My mam-maw, Josie Margaret, the oldest of the King children, always had such love and adoration in her voice when she spoke of her mama, Clara. I know that books were treasures, and reading was encouraged by Clara. My mam-maw had her mama’s books at the farmhouse. I can still smell those wonderful readers with yellowed pages, and feel the cloth covers. My aunt Rena, Zella Lorena, born in 1916, taught me how to write a poem as she said her mama Clara taught her how to write poems. Aunt Rena said Clara practically sang her poems when she read them aloud. Aunt Rena and I would make rhymes as we did the dishes together at her house when I visited her when I was younger than ten. It all felt so familiar to me.
I never gave birth to a child. I’ve had children in my life who found me and needed a mother to teach them things. I’ve taught a few children how to use their voices in writing, and I fed a few of them for well over a decade. I was particularly drawn to a family of thirteen children in my community. I made my way into their home, and the mother of the family came to call me a guardian of a few of her children. Nothing legal was ever done. I just became known as their blonde mom.
I love poetry and creative writing and the performing arts.
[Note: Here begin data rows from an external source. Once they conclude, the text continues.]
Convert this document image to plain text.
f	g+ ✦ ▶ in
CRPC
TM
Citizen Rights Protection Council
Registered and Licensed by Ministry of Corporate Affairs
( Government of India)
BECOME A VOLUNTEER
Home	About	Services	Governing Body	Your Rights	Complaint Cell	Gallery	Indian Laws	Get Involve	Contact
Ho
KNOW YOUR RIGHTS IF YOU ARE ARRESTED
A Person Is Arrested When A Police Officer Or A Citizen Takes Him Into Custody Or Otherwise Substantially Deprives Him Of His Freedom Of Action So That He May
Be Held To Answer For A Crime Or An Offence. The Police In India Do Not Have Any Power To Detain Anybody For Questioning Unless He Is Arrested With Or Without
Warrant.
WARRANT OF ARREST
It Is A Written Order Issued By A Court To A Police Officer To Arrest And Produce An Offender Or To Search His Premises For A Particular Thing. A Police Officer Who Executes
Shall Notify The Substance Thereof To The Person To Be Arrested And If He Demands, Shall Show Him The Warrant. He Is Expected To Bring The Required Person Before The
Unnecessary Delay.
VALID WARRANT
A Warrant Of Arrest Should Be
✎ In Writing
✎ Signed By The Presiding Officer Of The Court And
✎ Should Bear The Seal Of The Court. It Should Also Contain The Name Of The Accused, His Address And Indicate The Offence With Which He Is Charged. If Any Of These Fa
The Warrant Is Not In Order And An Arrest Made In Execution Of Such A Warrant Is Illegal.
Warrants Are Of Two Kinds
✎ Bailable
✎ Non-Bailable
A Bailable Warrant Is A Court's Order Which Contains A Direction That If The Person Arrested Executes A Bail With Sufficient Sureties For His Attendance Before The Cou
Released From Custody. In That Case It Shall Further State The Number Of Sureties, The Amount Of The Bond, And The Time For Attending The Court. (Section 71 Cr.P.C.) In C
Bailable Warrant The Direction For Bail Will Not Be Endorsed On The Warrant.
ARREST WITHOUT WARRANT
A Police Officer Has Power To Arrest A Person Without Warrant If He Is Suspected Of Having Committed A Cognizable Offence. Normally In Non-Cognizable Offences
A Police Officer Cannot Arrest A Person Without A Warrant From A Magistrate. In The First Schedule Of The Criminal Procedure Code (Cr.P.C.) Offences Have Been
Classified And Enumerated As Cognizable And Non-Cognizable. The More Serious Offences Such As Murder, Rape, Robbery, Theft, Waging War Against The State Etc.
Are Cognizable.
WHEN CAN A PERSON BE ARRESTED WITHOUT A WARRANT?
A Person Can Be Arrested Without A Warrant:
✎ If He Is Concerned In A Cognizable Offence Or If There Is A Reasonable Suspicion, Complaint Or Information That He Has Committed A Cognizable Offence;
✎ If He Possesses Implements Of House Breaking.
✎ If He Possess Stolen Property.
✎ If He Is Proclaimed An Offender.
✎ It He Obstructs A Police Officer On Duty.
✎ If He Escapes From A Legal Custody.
I sometimes feel as if I’m from another time, another place other than my own body. I often have dreams of a farm I’ve never visited. I am very comfortable sitting in the dark as the sun goes down, with only candlelight to read a book or write a few words. Flowers speak to me as do natural fragrances of herbs, fruits and spices.
I’ve lived in a big city for half my life and yet I am still connected to the farm as if it’s just around the corner from me, as if I can step into it at any time and be totally at home. I make my suburban home a farm house with flowering gardens. I feel so at home digging in the dirt, and singing songs as I dig.
Clara Olinda Osborne King and I are direct descendants of John Alden and Priscilla Mullins. Henry Wadsworth Longfellow is our ancestor. We are pilgrims and poets by nature. This is in our DNA. We can know so much about ourselves if we study our ancestors and know their stories.
Some of us believe in reincarnation, the idea that spirits who leave before they are ready will find a way to return and re-live a life unfinished. I was my mam-maws best friend for many years as I grew up. I taught her how to drive when she was 72 years old, and my granddad had passed on, when I was barely of driving age. I took my mam-maw to church every Sunday before I moved to New York, and then when I was home for visits. I’d help her clasp her pearls for church. My aunts would tell me my grandmother called me her angel. When my aunts would speak with me, they each one looked into my eyes intensely. They recognized something in me, something inquisitively familiar.
My dear great grandmother Clara died as stated on her death certificate of pulmonary tuberculosis and chronic myocardial infarction. I have a mysterious scar on my lung, and all my life, it has puzzled and alarmed my doctors. I definitely have a fragile heart and I protect it in all I do. Her name was Clara. My name is Carla.
WOW! What a beautiful story of your life before & after you’re Mammaw’s death. You write beautifully. I will definitely read more of your writings.
I certainly enjoyed reading this one!